Karachi – In a move aimed at boosting Pakistan’s digital economy and securing long-term growth for its tech industry, the Pakistan Software Houses Association (P@SHA) has urged the government to extend the Final Tax Regime (FTR) for the IT and IT-enabled services (ITeS) sector until 2035.
This request comes as the Federal Budget 2025–26 is being finalized, with P@SHA submitting key proposals designed to attract foreign investment, simplify taxation, and establish Pakistan as a global tech hub.
What Is the Final Tax Regime (FTR)?
Currently, companies registered with the Pakistan Software Export Board (PSEB) benefit from a reduced 0.25% withholding tax on export proceeds under the FTR. However, this policy is scheduled to expire in June 2026, creating uncertainty for both local and foreign investors.
P@SHA’s Call for Tax Policy Continuity
Sajjad Mustafa Syed, Chairperson of P@SHA, emphasized the importance of extending the FTR for another 10 years, stating:
“The continuation of the FTR will not only encourage reinvestment in talent and innovation, but also provide the predictability that global investors look for.”
He highlighted that regional competitors offer long-term tax incentives to tech exporters, giving them an edge in attracting foreign direct investment (FDI).
Addressing Tax Imbalances in the IT Workforce
Syed also voiced concerns over tax disparities among IT professionals in Pakistan.
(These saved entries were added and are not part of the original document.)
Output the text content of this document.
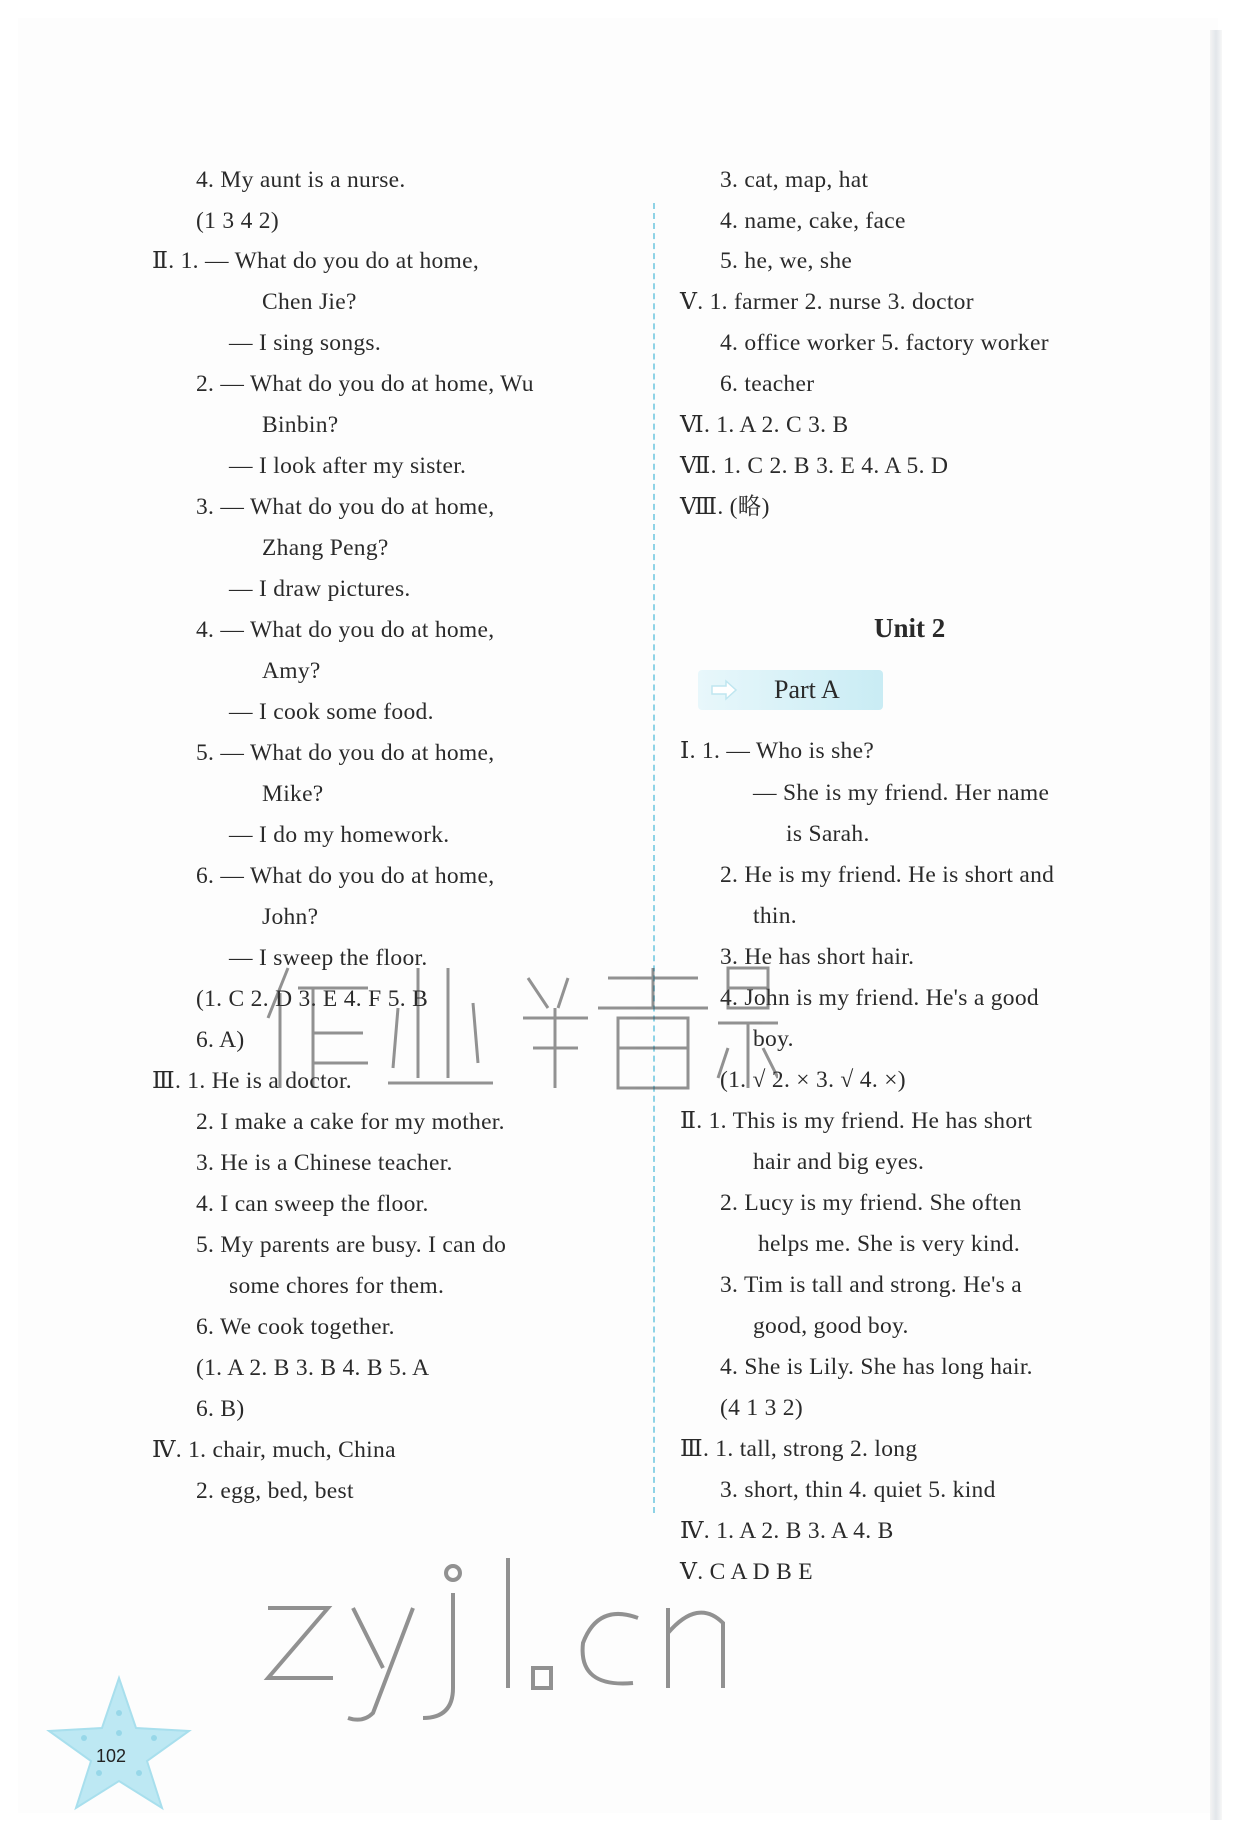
4. My aunt is a nurse.
(1 3 4 2)
Ⅱ. 1. — What do you do at home,
Chen Jie?
— I sing songs.
2. — What do you do at home, Wu
Binbin?
— I look after my sister.
3. — What do you do at home,
Zhang Peng?
— I draw pictures.
4. — What do you do at home,
Amy?
— I cook some food.
5. — What do you do at home,
Mike?
— I do my homework.
6. — What do you do at home,
John?
— I sweep the floor.
(1. C 2. D 3. E 4. F 5. B
6. A)
Ⅲ. 1. He is a doctor.
2. I make a cake for my mother.
3. He is a Chinese teacher.
4. I can sweep the floor.
5. My parents are busy. I can do
some chores for them.
6. We cook together.
(1. A 2. B 3. B 4. B 5. A
6. B)
Ⅳ. 1. chair, much, China
2. egg, bed, best
3. cat, map, hat
4. name, cake, face
5. he, we, she
Ⅴ. 1. farmer 2. nurse 3. doctor
4. office worker 5. factory worker
6. teacher
Ⅵ. 1. A 2. C 3. B
Ⅶ. 1. C 2. B 3. E 4. A 5. D
Ⅷ. (略)
Ⅰ. 1. — Who is she?
— She is my friend. Her name
is Sarah.
2. He is my friend. He is short and
thin.
3. He has short hair.
4. John is my friend. He's a good
boy.
(1. √ 2. × 3. √ 4. ×)
Ⅱ. 1. This is my friend. He has short
hair and big eyes.
2. Lucy is my friend. She often
helps me. She is very kind.
3. Tim is tall and strong. He's a
good, good boy.
4. She is Lily. She has long hair.
(4 1 3 2)
Ⅲ. 1. tall, strong 2. long
3. short, thin 4. quiet 5. kind
Ⅳ. 1. A 2. B 3. A 4. B
Ⅴ. C A D B E
Unit 2
Part A
102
While freelancers and remote workers are taxed at 0.25% to 1%, salaried employees in registered IT companies face rates between 5% and 35%.
This imbalance, he warned, contributes to the brain drain—a growing challenge for Pakistan’s tech industry—as skilled professionals seek better opportunities abroad.
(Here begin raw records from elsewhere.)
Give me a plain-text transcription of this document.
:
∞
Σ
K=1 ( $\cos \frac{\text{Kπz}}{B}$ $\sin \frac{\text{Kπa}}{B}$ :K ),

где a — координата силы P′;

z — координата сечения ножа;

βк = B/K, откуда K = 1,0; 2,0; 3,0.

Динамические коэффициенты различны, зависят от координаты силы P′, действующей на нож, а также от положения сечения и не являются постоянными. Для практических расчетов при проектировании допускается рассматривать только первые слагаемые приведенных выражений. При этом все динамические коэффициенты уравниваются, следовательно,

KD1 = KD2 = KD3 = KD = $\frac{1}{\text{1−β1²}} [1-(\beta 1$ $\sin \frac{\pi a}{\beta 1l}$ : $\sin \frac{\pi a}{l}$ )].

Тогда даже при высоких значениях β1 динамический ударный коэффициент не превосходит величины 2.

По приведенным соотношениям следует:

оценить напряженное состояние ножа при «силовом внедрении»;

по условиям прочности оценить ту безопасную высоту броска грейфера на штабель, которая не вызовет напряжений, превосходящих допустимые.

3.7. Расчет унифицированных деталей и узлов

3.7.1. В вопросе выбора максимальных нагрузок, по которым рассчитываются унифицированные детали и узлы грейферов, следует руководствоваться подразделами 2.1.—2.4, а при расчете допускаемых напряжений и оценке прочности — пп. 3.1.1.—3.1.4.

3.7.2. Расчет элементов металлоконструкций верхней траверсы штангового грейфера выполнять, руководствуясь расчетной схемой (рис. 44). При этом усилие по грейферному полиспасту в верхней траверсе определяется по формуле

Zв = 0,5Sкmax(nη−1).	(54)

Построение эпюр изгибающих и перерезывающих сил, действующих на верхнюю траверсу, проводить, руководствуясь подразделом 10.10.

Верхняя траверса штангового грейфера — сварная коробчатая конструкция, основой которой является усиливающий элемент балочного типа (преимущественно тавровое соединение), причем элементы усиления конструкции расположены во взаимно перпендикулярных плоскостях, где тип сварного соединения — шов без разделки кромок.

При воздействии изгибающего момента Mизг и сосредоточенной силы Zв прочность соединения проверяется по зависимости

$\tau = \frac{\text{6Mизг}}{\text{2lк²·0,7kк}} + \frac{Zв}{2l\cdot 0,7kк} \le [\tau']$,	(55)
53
💸 Proposed Reforms to Encourage Forex Inflows
To further ease foreign transactions, P@SHA recommended removing the 15% withholding tax on payments made from Exporters’ Special Foreign Currency Accounts (ESFCAs) to non-resident service providers. Currently, this tax—especially in countries lacking double taxation treaties—acts as a barrier to bringing in foreign exchange.
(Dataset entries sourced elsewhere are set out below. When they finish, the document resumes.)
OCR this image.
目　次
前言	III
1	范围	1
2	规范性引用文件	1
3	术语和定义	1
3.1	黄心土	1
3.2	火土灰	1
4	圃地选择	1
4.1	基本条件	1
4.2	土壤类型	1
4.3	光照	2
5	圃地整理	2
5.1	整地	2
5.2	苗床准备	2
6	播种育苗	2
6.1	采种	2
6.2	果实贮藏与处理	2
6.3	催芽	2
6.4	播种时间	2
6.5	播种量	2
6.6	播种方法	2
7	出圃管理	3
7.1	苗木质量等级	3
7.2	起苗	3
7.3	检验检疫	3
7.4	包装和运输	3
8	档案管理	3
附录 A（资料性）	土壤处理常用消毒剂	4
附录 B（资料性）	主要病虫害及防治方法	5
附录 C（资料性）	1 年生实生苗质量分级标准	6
🇵🇰 Supporting Pakistan’s Digital Vision
P@SHA’s tax reform proposals are in alignment with the Special Investment Facilitation Council (SIFC) and the Prime Minister’s vision to accelerate the country’s digital exports.
By creating a tax-friendly, investor-ready environment, Pakistan can unlock the full potential of its IT sector—one of the fastest-growing segments of the economy.
Why This Matters
Job Creation: A thriving IT sector supports high-paying jobs and talent development.
Global Competitiveness: Predictable tax policies help position Pakistan as a global outsourcing destination.
Economic Growth: Increased exports = stronger foreign reserves and macroeconomic stability.
Final Thoughts
As Pakistan aims to become a digital powerhouse, policy consistency and tax reforms are critical. Extending the Final Tax Regime till 2035 could be the turning point that drives sustained growth, retains local talent, and attracts global tech investors.